Chen Jiangwei, Fang Qing, Yang Kehua, Pan Jiayu, Zhou Lanlan, Xu Qunli, Shen Yuedi
School of Nursing, Hangzhou Normal University, Hangzhou 311121, China.
Nursing Department, Sir Run Run Shaw Hospital, Zhejiang University School of Medicine, Hangzhou 310016, China.
Healthcare (Basel). 2024 Oct 10;12(20):2015. doi: 10.3390/healthcare12202015.

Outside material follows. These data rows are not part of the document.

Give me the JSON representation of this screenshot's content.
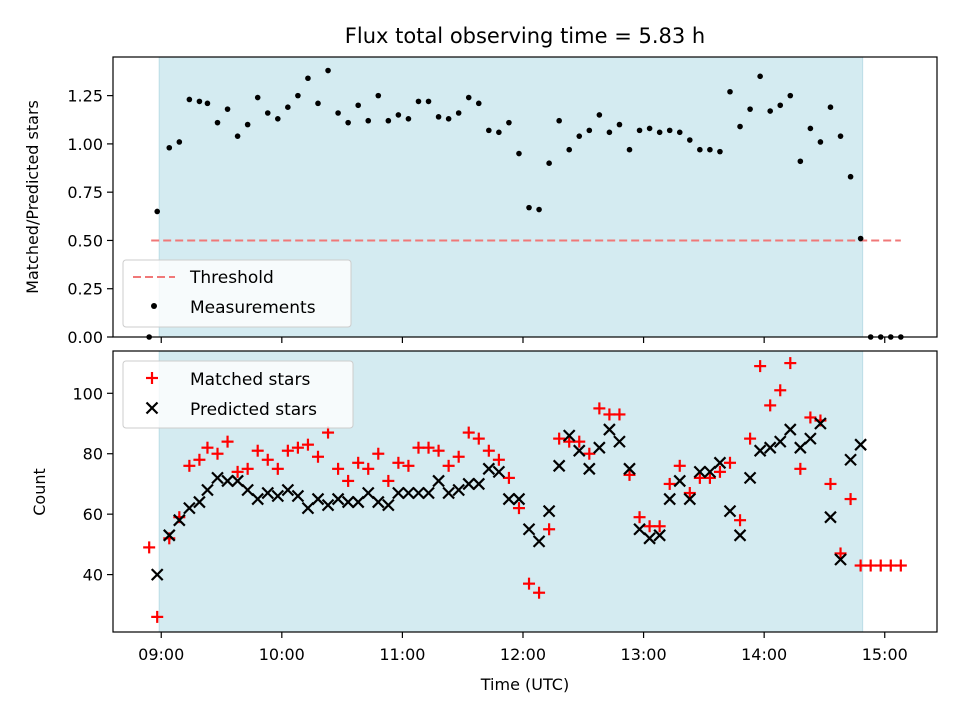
{
  "chart_data": [
    {
      "type": "scatter",
      "title": "Flux total observing time = 5.83 h",
      "xlabel": "",
      "ylabel": "Matched/Predicted stars",
      "xlim": [
        "08:36",
        "15:26"
      ],
      "ylim": [
        0,
        1.45
      ],
      "x_ticks": [
        "09:00",
        "10:00",
        "11:00",
        "12:00",
        "13:00",
        "14:00",
        "15:00"
      ],
      "y_ticks": [
        "0.00",
        "0.25",
        "0.50",
        "0.75",
        "1.00",
        "1.25"
      ],
      "y_tick_values": [
        0,
        0.25,
        0.5,
        0.75,
        1.0,
        1.25
      ],
      "grid": false,
      "legend": "lower-left",
      "observing_window": [
        "08:59",
        "14:49"
      ],
      "series": [
        {
          "name": "Threshold",
          "kind": "dashed-line",
          "x": [
            "08:55",
            "15:08"
          ],
          "y": [
            0.5,
            0.5
          ],
          "color": "#f07878"
        },
        {
          "name": "Measurements",
          "kind": "dots",
          "color": "#000000",
          "points": [
            [
              "08:54",
              0.0
            ],
            [
              "08:58",
              0.65
            ],
            [
              "09:04",
              0.98
            ],
            [
              "09:09",
              1.01
            ],
            [
              "09:14",
              1.23
            ],
            [
              "09:19",
              1.22
            ],
            [
              "09:23",
              1.21
            ],
            [
              "09:28",
              1.11
            ],
            [
              "09:33",
              1.18
            ],
            [
              "09:38",
              1.04
            ],
            [
              "09:43",
              1.1
            ],
            [
              "09:48",
              1.24
            ],
            [
              "09:53",
              1.16
            ],
            [
              "09:58",
              1.13
            ],
            [
              "10:03",
              1.19
            ],
            [
              "10:08",
              1.25
            ],
            [
              "10:13",
              1.34
            ],
            [
              "10:18",
              1.21
            ],
            [
              "10:23",
              1.38
            ],
            [
              "10:28",
              1.16
            ],
            [
              "10:33",
              1.11
            ],
            [
              "10:38",
              1.2
            ],
            [
              "10:43",
              1.12
            ],
            [
              "10:48",
              1.25
            ],
            [
              "10:53",
              1.12
            ],
            [
              "10:58",
              1.15
            ],
            [
              "11:03",
              1.13
            ],
            [
              "11:08",
              1.22
            ],
            [
              "11:13",
              1.22
            ],
            [
              "11:18",
              1.14
            ],
            [
              "11:23",
              1.13
            ],
            [
              "11:28",
              1.16
            ],
            [
              "11:33",
              1.24
            ],
            [
              "11:38",
              1.21
            ],
            [
              "11:43",
              1.07
            ],
            [
              "11:48",
              1.06
            ],
            [
              "11:53",
              1.11
            ],
            [
              "11:58",
              0.95
            ],
            [
              "12:03",
              0.67
            ],
            [
              "12:08",
              0.66
            ],
            [
              "12:13",
              0.9
            ],
            [
              "12:18",
              1.12
            ],
            [
              "12:23",
              0.97
            ],
            [
              "12:28",
              1.04
            ],
            [
              "12:33",
              1.07
            ],
            [
              "12:38",
              1.15
            ],
            [
              "12:43",
              1.06
            ],
            [
              "12:48",
              1.1
            ],
            [
              "12:53",
              0.97
            ],
            [
              "12:58",
              1.07
            ],
            [
              "13:03",
              1.08
            ],
            [
              "13:08",
              1.06
            ],
            [
              "13:13",
              1.07
            ],
            [
              "13:18",
              1.06
            ],
            [
              "13:23",
              1.02
            ],
            [
              "13:28",
              0.97
            ],
            [
              "13:33",
              0.97
            ],
            [
              "13:38",
              0.96
            ],
            [
              "13:43",
              1.27
            ],
            [
              "13:48",
              1.09
            ],
            [
              "13:53",
              1.18
            ],
            [
              "13:58",
              1.35
            ],
            [
              "14:03",
              1.17
            ],
            [
              "14:08",
              1.2
            ],
            [
              "14:13",
              1.25
            ],
            [
              "14:18",
              0.91
            ],
            [
              "14:23",
              1.08
            ],
            [
              "14:28",
              1.01
            ],
            [
              "14:33",
              1.19
            ],
            [
              "14:38",
              1.04
            ],
            [
              "14:43",
              0.83
            ],
            [
              "14:48",
              0.51
            ],
            [
              "14:53",
              0.0
            ],
            [
              "14:58",
              0.0
            ],
            [
              "15:03",
              0.0
            ],
            [
              "15:08",
              0.0
            ]
          ]
        }
      ]
    },
    {
      "type": "scatter",
      "title": "",
      "xlabel": "Time (UTC)",
      "ylabel": "Count",
      "xlim": [
        "08:36",
        "15:26"
      ],
      "ylim": [
        21,
        114
      ],
      "x_ticks": [
        "09:00",
        "10:00",
        "11:00",
        "12:00",
        "13:00",
        "14:00",
        "15:00"
      ],
      "y_ticks": [
        "40",
        "60",
        "80",
        "100"
      ],
      "y_tick_values": [
        40,
        60,
        80,
        100
      ],
      "grid": false,
      "legend": "upper-left",
      "observing_window": [
        "08:59",
        "14:49"
      ],
      "series": [
        {
          "name": "Matched stars",
          "kind": "plus",
          "color": "#ff0000",
          "points": [
            [
              "08:54",
              49
            ],
            [
              "08:58",
              26
            ],
            [
              "09:04",
              52
            ],
            [
              "09:09",
              59
            ],
            [
              "09:14",
              76
            ],
            [
              "09:19",
              78
            ],
            [
              "09:23",
              82
            ],
            [
              "09:28",
              80
            ],
            [
              "09:33",
              84
            ],
            [
              "09:38",
              74
            ],
            [
              "09:43",
              75
            ],
            [
              "09:48",
              81
            ],
            [
              "09:53",
              78
            ],
            [
              "09:58",
              75
            ],
            [
              "10:03",
              81
            ],
            [
              "10:08",
              82
            ],
            [
              "10:13",
              83
            ],
            [
              "10:18",
              79
            ],
            [
              "10:23",
              87
            ],
            [
              "10:28",
              75
            ],
            [
              "10:33",
              71
            ],
            [
              "10:38",
              77
            ],
            [
              "10:43",
              75
            ],
            [
              "10:48",
              80
            ],
            [
              "10:53",
              71
            ],
            [
              "10:58",
              77
            ],
            [
              "11:03",
              76
            ],
            [
              "11:08",
              82
            ],
            [
              "11:13",
              82
            ],
            [
              "11:18",
              81
            ],
            [
              "11:23",
              76
            ],
            [
              "11:28",
              79
            ],
            [
              "11:33",
              87
            ],
            [
              "11:38",
              85
            ],
            [
              "11:43",
              81
            ],
            [
              "11:48",
              78
            ],
            [
              "11:53",
              72
            ],
            [
              "11:58",
              62
            ],
            [
              "12:03",
              37
            ],
            [
              "12:08",
              34
            ],
            [
              "12:13",
              55
            ],
            [
              "12:18",
              85
            ],
            [
              "12:23",
              84
            ],
            [
              "12:28",
              84
            ],
            [
              "12:33",
              80
            ],
            [
              "12:38",
              95
            ],
            [
              "12:43",
              93
            ],
            [
              "12:48",
              93
            ],
            [
              "12:53",
              73
            ],
            [
              "12:58",
              59
            ],
            [
              "13:03",
              56
            ],
            [
              "13:08",
              56
            ],
            [
              "13:13",
              70
            ],
            [
              "13:18",
              76
            ],
            [
              "13:23",
              67
            ],
            [
              "13:28",
              72
            ],
            [
              "13:33",
              72
            ],
            [
              "13:38",
              74
            ],
            [
              "13:43",
              77
            ],
            [
              "13:48",
              58
            ],
            [
              "13:53",
              85
            ],
            [
              "13:58",
              109
            ],
            [
              "14:03",
              96
            ],
            [
              "14:08",
              101
            ],
            [
              "14:13",
              110
            ],
            [
              "14:18",
              75
            ],
            [
              "14:23",
              92
            ],
            [
              "14:28",
              91
            ],
            [
              "14:33",
              70
            ],
            [
              "14:38",
              47
            ],
            [
              "14:43",
              65
            ],
            [
              "14:48",
              43
            ],
            [
              "14:53",
              43
            ],
            [
              "14:58",
              43
            ],
            [
              "15:03",
              43
            ],
            [
              "15:08",
              43
            ]
          ]
        },
        {
          "name": "Predicted stars",
          "kind": "cross",
          "color": "#000000",
          "points": [
            [
              "08:58",
              40
            ],
            [
              "09:04",
              53
            ],
            [
              "09:09",
              58
            ],
            [
              "09:14",
              62
            ],
            [
              "09:19",
              64
            ],
            [
              "09:23",
              68
            ],
            [
              "09:28",
              72
            ],
            [
              "09:33",
              71
            ],
            [
              "09:38",
              71
            ],
            [
              "09:43",
              68
            ],
            [
              "09:48",
              65
            ],
            [
              "09:53",
              67
            ],
            [
              "09:58",
              66
            ],
            [
              "10:03",
              68
            ],
            [
              "10:08",
              66
            ],
            [
              "10:13",
              62
            ],
            [
              "10:18",
              65
            ],
            [
              "10:23",
              63
            ],
            [
              "10:28",
              65
            ],
            [
              "10:33",
              64
            ],
            [
              "10:38",
              64
            ],
            [
              "10:43",
              67
            ],
            [
              "10:48",
              64
            ],
            [
              "10:53",
              63
            ],
            [
              "10:58",
              67
            ],
            [
              "11:03",
              67
            ],
            [
              "11:08",
              67
            ],
            [
              "11:13",
              67
            ],
            [
              "11:18",
              71
            ],
            [
              "11:23",
              67
            ],
            [
              "11:28",
              68
            ],
            [
              "11:33",
              70
            ],
            [
              "11:38",
              70
            ],
            [
              "11:43",
              75
            ],
            [
              "11:48",
              74
            ],
            [
              "11:53",
              65
            ],
            [
              "11:58",
              65
            ],
            [
              "12:03",
              55
            ],
            [
              "12:08",
              51
            ],
            [
              "12:13",
              61
            ],
            [
              "12:18",
              76
            ],
            [
              "12:23",
              86
            ],
            [
              "12:28",
              81
            ],
            [
              "12:33",
              75
            ],
            [
              "12:38",
              82
            ],
            [
              "12:43",
              88
            ],
            [
              "12:48",
              84
            ],
            [
              "12:53",
              75
            ],
            [
              "12:58",
              55
            ],
            [
              "13:03",
              52
            ],
            [
              "13:08",
              53
            ],
            [
              "13:13",
              65
            ],
            [
              "13:18",
              71
            ],
            [
              "13:23",
              65
            ],
            [
              "13:28",
              74
            ],
            [
              "13:33",
              74
            ],
            [
              "13:38",
              77
            ],
            [
              "13:43",
              61
            ],
            [
              "13:48",
              53
            ],
            [
              "13:53",
              72
            ],
            [
              "13:58",
              81
            ],
            [
              "14:03",
              82
            ],
            [
              "14:08",
              84
            ],
            [
              "14:13",
              88
            ],
            [
              "14:18",
              82
            ],
            [
              "14:23",
              85
            ],
            [
              "14:28",
              90
            ],
            [
              "14:33",
              59
            ],
            [
              "14:38",
              45
            ],
            [
              "14:43",
              78
            ],
            [
              "14:48",
              83
            ]
          ]
        }
      ]
    }
  ]
}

: The aim was to develop and validate the Communities Geriatric Mild Cognitive Impairment Risk Calculator (CGMCI-Risk), aiding community healthcare workers in the early identification of individuals at high risk of mild cognitive impairment (MCI). : Based on nationally representative community survey data, backward stepwise regression was employed to screen the variables, and logistic regression was utilized to construct the CGMCI-Risk. Internal validation was conducted using bootstrap resampling, while external validation was performed using temporal validation. The area under the receiver operating characteristic curve (AUROC), calibration curve, and decision curve analysis (DCA) were employed to evaluate the CGMCI-Risk in terms of discrimination, calibration, and net benefit, respectively. : The CGMCI-Risk model included variables such as age, educational level, sex, exercise, garden work, TV watching or radio listening, Instrumental Activity of Daily Living (IADL), hearing, and masticatory function. The AUROC was 0.781 (95% CI = 0.766 to 0.796). The calibration curve showed strong agreement, and the DCA suggested substantial clinical utility. In external validation, the CGMCI-Risk model maintained a similar performance with an AUROC of 0.782 (95% CI = 0.763 to 0.801). : CGMCI-Risk is an effective tool for assessing cognitive function risk within the community. It uses readily predictor variables, allowing community healthcare workers to identify the risk of MCI in older adults over a three-year span.
目的是开发并验证社区老年人轻度认知障碍风险计算器(CGMCI-Risk),以帮助社区医护人员早期识别有轻度认知障碍(MCI)高风险的个体。基于具有全国代表性的社区调查数据,采用向后逐步回归筛选变量,并利用逻辑回归构建CGMCI-Risk。使用自助重抽样进行内部验证,同时使用时间验证进行外部验证。分别采用受试者工作特征曲线下面积(AUROC)、校准曲线和决策曲线分析(DCA)来评估CGMCI-Risk在区分度、校准度和净效益方面的表现。CGMCI-Risk模型纳入了年龄、教育水平、性别、运动、园艺工作、看电视或听广播、日常生活工具性活动(IADL)、听力和咀嚼功能等变量。AUROC为0.781(95%置信区间=0.766至0.796)。校准曲线显示出很强的一致性,DCA表明具有显著的临床实用性。在外部验证中,CGMCI-Risk模型保持了相似的表现,AUROC为0.782(95%置信区间=0.763至0.801)。CGMCI-Risk是评估社区内认知功能风险的有效工具。它使用易于获取的预测变量,使社区医护人员能够在三年时间跨度内识别老年人的MCI风险。